Companies risk “wasting time and money” by not utilising office spaces properly following the pandemic.
Richard Eades, global category lead for travel, meetings and events at BP, said travelling for the sake of travelling following the pandemic was a waste of company resources.
“Driving up and down the motorway just to go and sit behind a computer with a headset on is just a waste of company time and money,” he said.
Instead, companies should create more flexible working spaces to gain the most value from offices, he told the Business Travel Show Europe.
Arguing offices will not reach their full capacity again following the adoption of hybrid working models, he said: “We’re clearly not going to have 6,000 people going into the office every day.
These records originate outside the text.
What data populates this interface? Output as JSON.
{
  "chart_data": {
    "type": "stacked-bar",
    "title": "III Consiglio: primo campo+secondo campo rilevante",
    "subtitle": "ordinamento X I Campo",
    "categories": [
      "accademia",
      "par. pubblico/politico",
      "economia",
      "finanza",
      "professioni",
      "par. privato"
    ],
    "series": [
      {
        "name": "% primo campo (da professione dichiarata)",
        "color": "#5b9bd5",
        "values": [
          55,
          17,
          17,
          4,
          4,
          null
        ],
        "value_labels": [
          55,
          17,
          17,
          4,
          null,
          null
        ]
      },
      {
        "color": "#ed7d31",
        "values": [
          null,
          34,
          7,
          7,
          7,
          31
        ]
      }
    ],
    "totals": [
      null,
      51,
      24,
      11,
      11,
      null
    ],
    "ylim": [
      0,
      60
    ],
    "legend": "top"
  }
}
So are we going to use a break clause and remove that particular building, or actually utilise that building for something different?”
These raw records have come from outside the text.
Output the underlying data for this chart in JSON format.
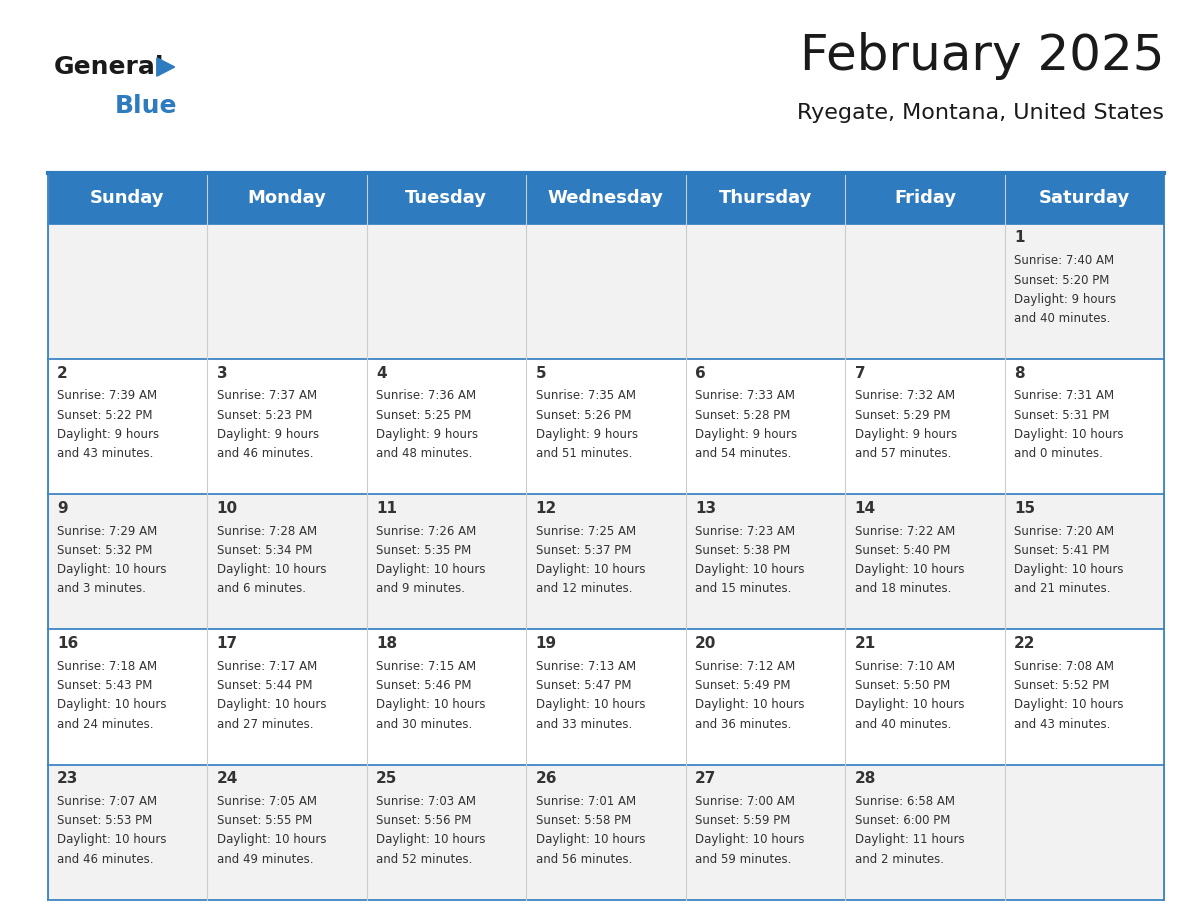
{
  "title": "February 2025",
  "subtitle": "Ryegate, Montana, United States",
  "header_bg": "#2E7BBF",
  "header_text_color": "#FFFFFF",
  "header_font_size": 13,
  "title_font_size": 36,
  "subtitle_font_size": 16,
  "days_of_week": [
    "Sunday",
    "Monday",
    "Tuesday",
    "Wednesday",
    "Thursday",
    "Friday",
    "Saturday"
  ],
  "logo_text1": "General",
  "logo_text2": "Blue",
  "logo_color1": "#1a1a1a",
  "logo_color2": "#2E7BBF",
  "cell_bg_even": "#F2F2F2",
  "cell_bg_odd": "#FFFFFF",
  "text_color": "#333333",
  "cell_text_size": 8.5,
  "day_num_size": 11,
  "weeks": [
    [
      {
        "day": null,
        "sunrise": null,
        "sunset": null,
        "daylight": null
      },
      {
        "day": null,
        "sunrise": null,
        "sunset": null,
        "daylight": null
      },
      {
        "day": null,
        "sunrise": null,
        "sunset": null,
        "daylight": null
      },
      {
        "day": null,
        "sunrise": null,
        "sunset": null,
        "daylight": null
      },
      {
        "day": null,
        "sunrise": null,
        "sunset": null,
        "daylight": null
      },
      {
        "day": null,
        "sunrise": null,
        "sunset": null,
        "daylight": null
      },
      {
        "day": 1,
        "sunrise": "7:40 AM",
        "sunset": "5:20 PM",
        "daylight": "9 hours\nand 40 minutes."
      }
    ],
    [
      {
        "day": 2,
        "sunrise": "7:39 AM",
        "sunset": "5:22 PM",
        "daylight": "9 hours\nand 43 minutes."
      },
      {
        "day": 3,
        "sunrise": "7:37 AM",
        "sunset": "5:23 PM",
        "daylight": "9 hours\nand 46 minutes."
      },
      {
        "day": 4,
        "sunrise": "7:36 AM",
        "sunset": "5:25 PM",
        "daylight": "9 hours\nand 48 minutes."
      },
      {
        "day": 5,
        "sunrise": "7:35 AM",
        "sunset": "5:26 PM",
        "daylight": "9 hours\nand 51 minutes."
      },
      {
        "day": 6,
        "sunrise": "7:33 AM",
        "sunset": "5:28 PM",
        "daylight": "9 hours\nand 54 minutes."
      },
      {
        "day": 7,
        "sunrise": "7:32 AM",
        "sunset": "5:29 PM",
        "daylight": "9 hours\nand 57 minutes."
      },
      {
        "day": 8,
        "sunrise": "7:31 AM",
        "sunset": "5:31 PM",
        "daylight": "10 hours\nand 0 minutes."
      }
    ],
    [
      {
        "day": 9,
        "sunrise": "7:29 AM",
        "sunset": "5:32 PM",
        "daylight": "10 hours\nand 3 minutes."
      },
      {
        "day": 10,
        "sunrise": "7:28 AM",
        "sunset": "5:34 PM",
        "daylight": "10 hours\nand 6 minutes."
      },
      {
        "day": 11,
        "sunrise": "7:26 AM",
        "sunset": "5:35 PM",
        "daylight": "10 hours\nand 9 minutes."
      },
      {
        "day": 12,
        "sunrise": "7:25 AM",
        "sunset": "5:37 PM",
        "daylight": "10 hours\nand 12 minutes."
      },
      {
        "day": 13,
        "sunrise": "7:23 AM",
        "sunset": "5:38 PM",
        "daylight": "10 hours\nand 15 minutes."
      },
      {
        "day": 14,
        "sunrise": "7:22 AM",
        "sunset": "5:40 PM",
        "daylight": "10 hours\nand 18 minutes."
      },
      {
        "day": 15,
        "sunrise": "7:20 AM",
        "sunset": "5:41 PM",
        "daylight": "10 hours\nand 21 minutes."
      }
    ],
    [
      {
        "day": 16,
        "sunrise": "7:18 AM",
        "sunset": "5:43 PM",
        "daylight": "10 hours\nand 24 minutes."
      },
      {
        "day": 17,
        "sunrise": "7:17 AM",
        "sunset": "5:44 PM",
        "daylight": "10 hours\nand 27 minutes."
      },
      {
        "day": 18,
        "sunrise": "7:15 AM",
        "sunset": "5:46 PM",
        "daylight": "10 hours\nand 30 minutes."
      },
      {
        "day": 19,
        "sunrise": "7:13 AM",
        "sunset": "5:47 PM",
        "daylight": "10 hours\nand 33 minutes."
      },
      {
        "day": 20,
        "sunrise": "7:12 AM",
        "sunset": "5:49 PM",
        "daylight": "10 hours\nand 36 minutes."
      },
      {
        "day": 21,
        "sunrise": "7:10 AM",
        "sunset": "5:50 PM",
        "daylight": "10 hours\nand 40 minutes."
      },
      {
        "day": 22,
        "sunrise": "7:08 AM",
        "sunset": "5:52 PM",
        "daylight": "10 hours\nand 43 minutes."
      }
    ],
    [
      {
        "day": 23,
        "sunrise": "7:07 AM",
        "sunset": "5:53 PM",
        "daylight": "10 hours\nand 46 minutes."
      },
      {
        "day": 24,
        "sunrise": "7:05 AM",
        "sunset": "5:55 PM",
        "daylight": "10 hours\nand 49 minutes."
      },
      {
        "day": 25,
        "sunrise": "7:03 AM",
        "sunset": "5:56 PM",
        "daylight": "10 hours\nand 52 minutes."
      },
      {
        "day": 26,
        "sunrise": "7:01 AM",
        "sunset": "5:58 PM",
        "daylight": "10 hours\nand 56 minutes."
      },
      {
        "day": 27,
        "sunrise": "7:00 AM",
        "sunset": "5:59 PM",
        "daylight": "10 hours\nand 59 minutes."
      },
      {
        "day": 28,
        "sunrise": "6:58 AM",
        "sunset": "6:00 PM",
        "daylight": "11 hours\nand 2 minutes."
      },
      {
        "day": null,
        "sunrise": null,
        "sunset": null,
        "daylight": null
      }
    ]
  ]
}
He said companies could begin to view offices as meeting spaces, but should also look at using offices as event spaces, instead of using external venues for events.
“Those are the kinds of questions that I think large organisations will be looking at asking, what footprint, what assets do we need in future? That's going to influence them in that use of virtual, hybrid and travel opportunities. That could change some of the dynamics in our footprint in the future,” Eades said.
In viewing offices as multi-purpose venues, companies could make better value out of these spaces and save money by not looking to external venues to host events and client gatherings, he argued.
“We need to open up that office environment. As a travel manager, I need my supply base to be able to come into the office so I can interact with them face to face, otherwise I've got to travel somewhere else to go and meet them in London,” he said.
During a panel discussion about the future of business meetings, Scott Gillespie, managing director at travel management consultancy tClara, said business travel conversations had focused too heavily on meeting external suppliers and not enough on internal connections.
He argued: “Let me just be as clear as I can. That is an incredibly foolish premise to believe that only client travel should be justified over internal travel.”
He continued: “If you believe that client travel is far more valuable than internal travel, then your organisation should absolutely sell off all its office space.
“The only reason we have office spaces is because we believe there's great value in having people work close together. So it's like saying, we can't justify a trip that's designed to create innovation, or foster leadership or teamwork or trust and accountability.
“It's beyond silly. I really hope travel managers can do a better job of advocating for travel for internal purposes because it clearly has value. Oftentimes it will outweigh the trivial trip on an account that has very little revenue opportunity.”